No processo de predição de uma nova observação, o que acontece: recebemos um conjunto de dados (nesse caso, de um paciente novo) e realizamos a predição. Como fazer com que seja possível que o médico especialista envie esses dados do paciente? São várias as possibilidades. Mas vamos pensar em uma bem simples? Poderíamos desenvolver a API que recebe as requisições com os dados, deixar disponível em um ambiente na nuvem (ou em um servidor próprio), criar um formulário web local e permitir com que o profissional preencha com os dados e receba o resultado (o que mais poderíamos fazer aqui? adoraria que deixassem nos comentários).

Ou seja, teríamos colocado um modelo em produção ainda “no meio” do projeto.

Outra situação é o caso da empresa cliente querer apresentar a solução para seus diretores e reforçar o argumento do benefício dela, ou buscar um budget maior.

No fim das contas a mensagem que quero passar até aqui é: a dinâmica de implementação da solução dependerá das demandas de negócios e nós, enquanto cientistas de dados, precisamos estar cientes disso pois pautará nossas ações, como também saber que as reviravoltas acontecem nos projetos e precisamos estar preparados (se pudermos).

4) O contexto de negócio que usaremos nas postagens seguintes dessa série

Para nos servir de contexto, usaremos esta sugestão de projeto. Contudo, aqui, como já dito, não nos ateremos às demais etapas em um projeto de DS. A ideia de ter um contexto é apenas para nos aproximar um pouco mais da realidade, visto que ele, embora ofereça limitações, também serve de guia. Contudo, vamos adicionar mais um objetivo ao conjuntos daqueles no referido link, sendo o seguinte: precisamos entregar uma aplicação em que o cliente possa fazer requisições, enviando os dados, e, ai, retornamos o resultado do diagnóstico.

No link também possui a fonte dos dados, contudo, aqui utilizaremos uma amostragem daquele dataset para fins de simplificação. Logo, não nos ateremos à performance do modelo, partindo da suposição de que está adequada.

5) Resumindo a solução que iremos desenvolver

Nas postagens 1 e 2 nós desenvolveremos nossa API em Python com Flask. O resultado final será o seguinte: a API receberá o dado que será usado para a predição, carregará e aplicará os scalers e o modelo salvo e, por fim, retornará a predição. Na segunda postagem nós iremos containerizar essa API.

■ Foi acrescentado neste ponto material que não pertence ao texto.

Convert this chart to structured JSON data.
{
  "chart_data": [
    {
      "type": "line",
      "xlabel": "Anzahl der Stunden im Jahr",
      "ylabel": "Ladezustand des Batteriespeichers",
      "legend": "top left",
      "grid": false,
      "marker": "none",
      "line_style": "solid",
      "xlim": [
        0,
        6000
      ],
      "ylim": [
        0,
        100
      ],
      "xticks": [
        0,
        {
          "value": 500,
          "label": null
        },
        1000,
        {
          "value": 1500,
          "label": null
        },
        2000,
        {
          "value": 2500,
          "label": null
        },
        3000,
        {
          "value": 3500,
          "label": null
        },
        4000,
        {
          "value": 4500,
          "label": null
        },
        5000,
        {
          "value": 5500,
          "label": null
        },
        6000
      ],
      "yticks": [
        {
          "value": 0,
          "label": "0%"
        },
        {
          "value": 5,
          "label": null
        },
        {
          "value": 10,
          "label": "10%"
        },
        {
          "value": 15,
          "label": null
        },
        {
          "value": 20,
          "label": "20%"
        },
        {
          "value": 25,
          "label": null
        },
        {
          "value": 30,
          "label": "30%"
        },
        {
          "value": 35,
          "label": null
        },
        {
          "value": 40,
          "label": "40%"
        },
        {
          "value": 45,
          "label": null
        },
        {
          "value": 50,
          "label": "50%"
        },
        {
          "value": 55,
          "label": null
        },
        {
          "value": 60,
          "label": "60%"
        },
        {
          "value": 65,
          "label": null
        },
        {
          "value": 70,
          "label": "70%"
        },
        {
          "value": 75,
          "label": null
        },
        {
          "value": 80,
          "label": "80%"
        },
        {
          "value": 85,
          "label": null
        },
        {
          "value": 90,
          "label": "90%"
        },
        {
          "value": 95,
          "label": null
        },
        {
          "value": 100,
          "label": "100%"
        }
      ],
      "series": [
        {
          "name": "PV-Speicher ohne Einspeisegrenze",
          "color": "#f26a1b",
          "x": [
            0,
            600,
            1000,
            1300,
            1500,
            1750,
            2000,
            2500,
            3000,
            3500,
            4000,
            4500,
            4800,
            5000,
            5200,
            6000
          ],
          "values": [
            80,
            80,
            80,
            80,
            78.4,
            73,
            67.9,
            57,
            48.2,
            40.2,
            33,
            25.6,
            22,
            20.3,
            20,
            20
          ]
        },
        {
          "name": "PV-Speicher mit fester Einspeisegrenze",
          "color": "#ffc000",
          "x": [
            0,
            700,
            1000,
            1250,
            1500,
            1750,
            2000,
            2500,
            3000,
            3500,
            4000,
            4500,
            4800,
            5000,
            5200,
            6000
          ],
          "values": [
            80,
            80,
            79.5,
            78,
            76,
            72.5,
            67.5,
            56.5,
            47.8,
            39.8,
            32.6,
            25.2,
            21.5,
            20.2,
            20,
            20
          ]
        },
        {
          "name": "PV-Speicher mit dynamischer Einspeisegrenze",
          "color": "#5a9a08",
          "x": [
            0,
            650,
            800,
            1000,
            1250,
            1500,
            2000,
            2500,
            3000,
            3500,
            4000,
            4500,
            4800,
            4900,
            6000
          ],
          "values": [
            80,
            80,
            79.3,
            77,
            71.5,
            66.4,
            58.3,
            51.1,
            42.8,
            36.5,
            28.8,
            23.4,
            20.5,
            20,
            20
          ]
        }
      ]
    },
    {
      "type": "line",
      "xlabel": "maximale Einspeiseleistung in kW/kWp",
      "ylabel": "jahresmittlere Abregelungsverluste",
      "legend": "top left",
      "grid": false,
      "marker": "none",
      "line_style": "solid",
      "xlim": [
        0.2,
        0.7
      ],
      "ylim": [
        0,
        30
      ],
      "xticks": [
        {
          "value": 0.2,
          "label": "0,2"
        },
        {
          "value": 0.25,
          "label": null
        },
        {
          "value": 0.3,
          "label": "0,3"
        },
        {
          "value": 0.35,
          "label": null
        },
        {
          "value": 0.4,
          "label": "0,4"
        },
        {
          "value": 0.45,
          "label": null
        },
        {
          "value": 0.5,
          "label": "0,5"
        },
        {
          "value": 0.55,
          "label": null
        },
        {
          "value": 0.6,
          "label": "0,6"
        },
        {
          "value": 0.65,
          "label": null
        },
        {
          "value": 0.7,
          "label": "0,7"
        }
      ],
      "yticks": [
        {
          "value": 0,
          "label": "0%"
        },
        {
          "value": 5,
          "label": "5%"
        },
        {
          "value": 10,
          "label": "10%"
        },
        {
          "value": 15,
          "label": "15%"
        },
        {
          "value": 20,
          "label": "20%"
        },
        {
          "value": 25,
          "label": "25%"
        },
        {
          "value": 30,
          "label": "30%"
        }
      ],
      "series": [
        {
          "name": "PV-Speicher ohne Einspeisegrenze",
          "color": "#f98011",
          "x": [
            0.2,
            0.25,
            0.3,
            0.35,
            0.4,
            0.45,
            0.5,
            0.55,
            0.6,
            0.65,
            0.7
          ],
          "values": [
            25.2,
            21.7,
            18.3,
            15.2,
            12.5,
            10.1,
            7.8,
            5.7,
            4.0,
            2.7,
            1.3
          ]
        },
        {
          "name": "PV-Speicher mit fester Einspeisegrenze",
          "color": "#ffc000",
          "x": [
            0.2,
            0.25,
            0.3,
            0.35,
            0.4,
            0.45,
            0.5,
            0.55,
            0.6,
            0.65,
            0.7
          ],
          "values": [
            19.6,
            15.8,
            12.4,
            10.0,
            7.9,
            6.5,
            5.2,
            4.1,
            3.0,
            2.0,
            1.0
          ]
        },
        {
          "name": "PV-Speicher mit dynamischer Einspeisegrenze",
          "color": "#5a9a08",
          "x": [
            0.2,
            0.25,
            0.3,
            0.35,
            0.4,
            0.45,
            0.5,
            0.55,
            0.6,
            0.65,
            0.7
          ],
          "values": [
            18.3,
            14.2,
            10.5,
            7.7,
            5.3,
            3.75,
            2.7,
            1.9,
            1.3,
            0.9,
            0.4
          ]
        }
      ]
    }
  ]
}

Por fim, na terceira postagem, iremos trabalhar um pouco mais nossa API e a construção da imagem docker (veremos o que é isso) a fim de aprofundar mais nos conceitos. Adicionalmente, construiremos um formulário web para que o cliente possa preencher e enviar os dados.

6) Conclusão

Vimos aqui que deploy na verdade é basicamente disponibilizar a solução que estamos desenvolvendo de forma que os usuários possam utilizar. Para isso, partimos lá dos processos de desenvolvimento de software e chegamos no roadmap da Engenharia de Machine Learning.

Algo importante que salientamos é que o contexto de negócio define e guia nossas ações e entregas do projeto e nós, enquanto profissionais de dados, precisamos nos atentar a ele.

Resumimos aqui nossa proposta de solução que desenvolveremos: uma REST API com Flask para um modelo simples de diagnóstico de doenças cardiovasculares. Posteriormente colocaremos nossa API em um container Docker e, por fim, construiremos um formulário para enviar requisições e faremos o deploy do container no Heroku!

Bom, se você chegou até aqui, agradeço pelo seu tempo de leitura e peço que compartilhe suas impressões e críticas, se assim o quiser 😃. Se notou que me equivoquei em alguma parte, adoraria que pudesse me apontar.

Ficarei feliz e honrado se “nos vermos” novamente na próxima postagem dessa série 😍.

Que o conhecimento seja compartilhado; o aprendizado, contínuo!

7) Referências

SOMMERVILLE, Ian. Engenharia de software. 10ª. Edição. São Paulo: Addison Wesley, 2018.

WILSON, ben T. Machine Learning Engineering. v. 2, Manning, 2020.